Toyota vs Volkswagen Sales : Toyota More Profitable Than Volkswagen

Toyota vs Volkswagen Sales : Toyota More Profitable Than Volkswagen – The world’s largest car manufacturer from Japan expected a massive net profit of almost 16 billion euros in 2014. The increase to the previous year is mainly based on a currency effect. In terms of profit, Toyota further rushes off to his German rival.

New Record turnover and profit

At a slightly higher sales target of EUR 201 billion for the fiscal year 2014, which runs until the end of March, and a pre-tax profit of nearly 22 billion the Japanese group would depend significantly rivals Volkswagen both the operating margin and the net return. The Japanese in the same paragraph and despite rising capital expenditure and development expenses create their new record sales and earnings.
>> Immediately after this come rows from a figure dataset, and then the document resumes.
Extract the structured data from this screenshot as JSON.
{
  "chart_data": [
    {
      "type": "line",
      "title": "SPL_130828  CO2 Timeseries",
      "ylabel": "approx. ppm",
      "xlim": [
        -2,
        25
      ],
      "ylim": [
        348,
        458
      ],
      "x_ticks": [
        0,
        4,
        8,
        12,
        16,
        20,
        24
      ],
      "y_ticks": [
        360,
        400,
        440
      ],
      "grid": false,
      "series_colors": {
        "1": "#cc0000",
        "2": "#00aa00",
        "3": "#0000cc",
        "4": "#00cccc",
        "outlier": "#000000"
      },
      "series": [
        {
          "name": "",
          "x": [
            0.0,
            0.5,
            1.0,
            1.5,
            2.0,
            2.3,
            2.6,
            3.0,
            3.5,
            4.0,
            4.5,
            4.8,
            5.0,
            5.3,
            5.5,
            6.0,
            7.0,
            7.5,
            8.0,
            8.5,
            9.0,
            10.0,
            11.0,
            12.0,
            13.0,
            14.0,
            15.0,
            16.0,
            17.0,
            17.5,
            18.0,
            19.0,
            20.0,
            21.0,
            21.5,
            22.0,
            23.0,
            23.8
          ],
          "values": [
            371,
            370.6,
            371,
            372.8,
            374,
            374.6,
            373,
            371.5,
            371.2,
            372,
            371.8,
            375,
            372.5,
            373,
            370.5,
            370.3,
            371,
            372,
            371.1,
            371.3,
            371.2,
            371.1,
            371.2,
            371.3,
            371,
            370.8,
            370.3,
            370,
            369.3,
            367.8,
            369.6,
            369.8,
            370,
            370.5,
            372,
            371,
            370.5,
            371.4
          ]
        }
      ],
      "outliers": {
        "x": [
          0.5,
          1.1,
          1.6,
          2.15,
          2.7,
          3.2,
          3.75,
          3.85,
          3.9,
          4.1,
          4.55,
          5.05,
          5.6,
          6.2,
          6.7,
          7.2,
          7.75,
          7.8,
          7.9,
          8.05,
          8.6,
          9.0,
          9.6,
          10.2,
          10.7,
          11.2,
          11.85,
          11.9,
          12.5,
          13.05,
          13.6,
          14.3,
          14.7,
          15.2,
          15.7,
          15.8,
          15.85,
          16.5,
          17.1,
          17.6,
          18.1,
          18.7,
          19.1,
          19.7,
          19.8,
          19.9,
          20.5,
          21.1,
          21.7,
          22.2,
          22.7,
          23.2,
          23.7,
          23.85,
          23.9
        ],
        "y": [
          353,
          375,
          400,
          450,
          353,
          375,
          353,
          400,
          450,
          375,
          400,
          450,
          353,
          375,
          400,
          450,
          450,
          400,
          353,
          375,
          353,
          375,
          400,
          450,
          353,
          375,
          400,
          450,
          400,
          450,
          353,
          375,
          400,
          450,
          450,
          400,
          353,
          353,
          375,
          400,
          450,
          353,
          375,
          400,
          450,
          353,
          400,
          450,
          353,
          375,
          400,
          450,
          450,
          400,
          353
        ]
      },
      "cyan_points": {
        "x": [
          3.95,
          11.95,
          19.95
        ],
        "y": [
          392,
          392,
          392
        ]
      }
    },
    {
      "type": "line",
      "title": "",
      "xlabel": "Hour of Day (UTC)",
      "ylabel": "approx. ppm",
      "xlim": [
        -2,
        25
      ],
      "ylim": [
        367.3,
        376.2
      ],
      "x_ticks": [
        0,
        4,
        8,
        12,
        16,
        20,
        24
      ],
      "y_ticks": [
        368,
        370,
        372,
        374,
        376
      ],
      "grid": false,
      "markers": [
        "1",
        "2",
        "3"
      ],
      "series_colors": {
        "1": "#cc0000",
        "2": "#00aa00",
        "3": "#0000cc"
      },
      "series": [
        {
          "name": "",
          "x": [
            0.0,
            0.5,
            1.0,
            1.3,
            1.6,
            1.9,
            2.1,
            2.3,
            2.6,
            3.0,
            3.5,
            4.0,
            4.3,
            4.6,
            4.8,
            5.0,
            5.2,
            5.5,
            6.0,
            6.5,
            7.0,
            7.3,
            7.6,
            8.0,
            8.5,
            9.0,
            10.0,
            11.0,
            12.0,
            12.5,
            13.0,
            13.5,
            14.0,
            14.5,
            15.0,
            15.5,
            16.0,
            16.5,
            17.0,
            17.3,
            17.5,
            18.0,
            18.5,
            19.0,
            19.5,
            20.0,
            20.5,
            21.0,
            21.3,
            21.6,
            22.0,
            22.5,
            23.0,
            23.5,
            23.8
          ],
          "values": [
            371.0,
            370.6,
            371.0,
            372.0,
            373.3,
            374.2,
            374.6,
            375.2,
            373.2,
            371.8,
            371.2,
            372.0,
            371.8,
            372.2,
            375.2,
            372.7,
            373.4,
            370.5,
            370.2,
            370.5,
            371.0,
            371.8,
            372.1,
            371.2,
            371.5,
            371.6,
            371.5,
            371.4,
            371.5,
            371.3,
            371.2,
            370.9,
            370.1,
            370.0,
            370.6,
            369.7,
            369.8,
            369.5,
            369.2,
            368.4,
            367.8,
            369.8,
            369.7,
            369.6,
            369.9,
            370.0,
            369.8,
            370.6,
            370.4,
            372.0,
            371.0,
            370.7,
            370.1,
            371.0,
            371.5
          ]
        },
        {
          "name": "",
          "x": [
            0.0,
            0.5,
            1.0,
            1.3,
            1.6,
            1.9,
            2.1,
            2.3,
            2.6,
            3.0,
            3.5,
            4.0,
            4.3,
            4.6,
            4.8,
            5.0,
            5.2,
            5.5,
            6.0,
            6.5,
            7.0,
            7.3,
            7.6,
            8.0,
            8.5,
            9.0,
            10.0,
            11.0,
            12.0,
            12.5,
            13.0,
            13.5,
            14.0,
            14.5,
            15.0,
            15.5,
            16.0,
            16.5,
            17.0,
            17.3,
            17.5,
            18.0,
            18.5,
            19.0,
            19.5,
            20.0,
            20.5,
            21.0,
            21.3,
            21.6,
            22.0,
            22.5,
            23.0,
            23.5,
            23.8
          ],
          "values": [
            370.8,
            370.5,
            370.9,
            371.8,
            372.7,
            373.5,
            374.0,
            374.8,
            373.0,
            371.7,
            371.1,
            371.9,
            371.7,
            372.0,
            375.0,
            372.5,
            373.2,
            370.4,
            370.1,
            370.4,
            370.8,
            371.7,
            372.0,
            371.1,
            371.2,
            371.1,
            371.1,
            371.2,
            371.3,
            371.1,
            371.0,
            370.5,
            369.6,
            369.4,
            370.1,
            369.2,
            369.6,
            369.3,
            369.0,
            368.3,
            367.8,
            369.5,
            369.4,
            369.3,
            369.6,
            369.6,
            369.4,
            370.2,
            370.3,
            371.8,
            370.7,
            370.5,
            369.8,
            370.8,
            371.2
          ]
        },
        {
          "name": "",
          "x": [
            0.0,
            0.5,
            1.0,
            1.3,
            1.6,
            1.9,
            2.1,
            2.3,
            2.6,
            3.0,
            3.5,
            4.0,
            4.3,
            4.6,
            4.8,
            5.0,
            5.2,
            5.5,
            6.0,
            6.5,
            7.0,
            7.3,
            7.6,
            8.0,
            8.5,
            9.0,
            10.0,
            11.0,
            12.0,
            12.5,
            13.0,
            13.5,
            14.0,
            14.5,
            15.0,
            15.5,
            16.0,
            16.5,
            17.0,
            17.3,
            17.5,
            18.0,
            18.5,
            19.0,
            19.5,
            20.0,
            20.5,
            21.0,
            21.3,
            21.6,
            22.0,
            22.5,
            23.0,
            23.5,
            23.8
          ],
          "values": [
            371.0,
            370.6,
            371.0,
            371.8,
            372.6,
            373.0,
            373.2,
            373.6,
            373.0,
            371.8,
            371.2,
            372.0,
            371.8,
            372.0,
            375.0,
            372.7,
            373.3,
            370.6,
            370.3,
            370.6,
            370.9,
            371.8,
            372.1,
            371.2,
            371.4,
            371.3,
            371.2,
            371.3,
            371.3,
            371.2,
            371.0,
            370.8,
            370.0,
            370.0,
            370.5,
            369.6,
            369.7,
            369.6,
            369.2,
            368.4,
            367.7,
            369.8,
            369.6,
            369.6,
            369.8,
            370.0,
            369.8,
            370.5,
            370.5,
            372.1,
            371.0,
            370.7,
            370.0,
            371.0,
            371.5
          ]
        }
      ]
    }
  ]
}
Specifically: With an operating margin of 10% and a net return of 7.9% would Toyota according to the new forecast reputation as profitabelster mass producers expand. Volkswagen came in the nine months between January and September on a margin of surgically 6.4 percent. The core brand, VW managed surgically just 2.3 percent. Per vehicle earns around four times as much Toyota compared to VW’s core brand.

Currency effect by Yen weakness

In the third quarter between October and December over 14 per cent flowed at Toyota with NET 4.5 billion euros more than in the previous year in the box office – and that, although the own sales decreased in this period by 2.3 percent or 54 000 units to 2,263 million vehicles. Only in conjunction with (small cars) Daihatsu and Hino (commercial vehicles), the quantity by 1.8 percent increased to 2,615 million units.

The yen caused the surge in profit. The effect was almost twice as strong as the impact of cost savings in the third quarter. Like the other car makers in Japan, Toyota does not use the currency weakness to price reductions, but posted higher revenue and income at the repatriation. The Group produces a third of its cars in Japan and exported 55 percent of it.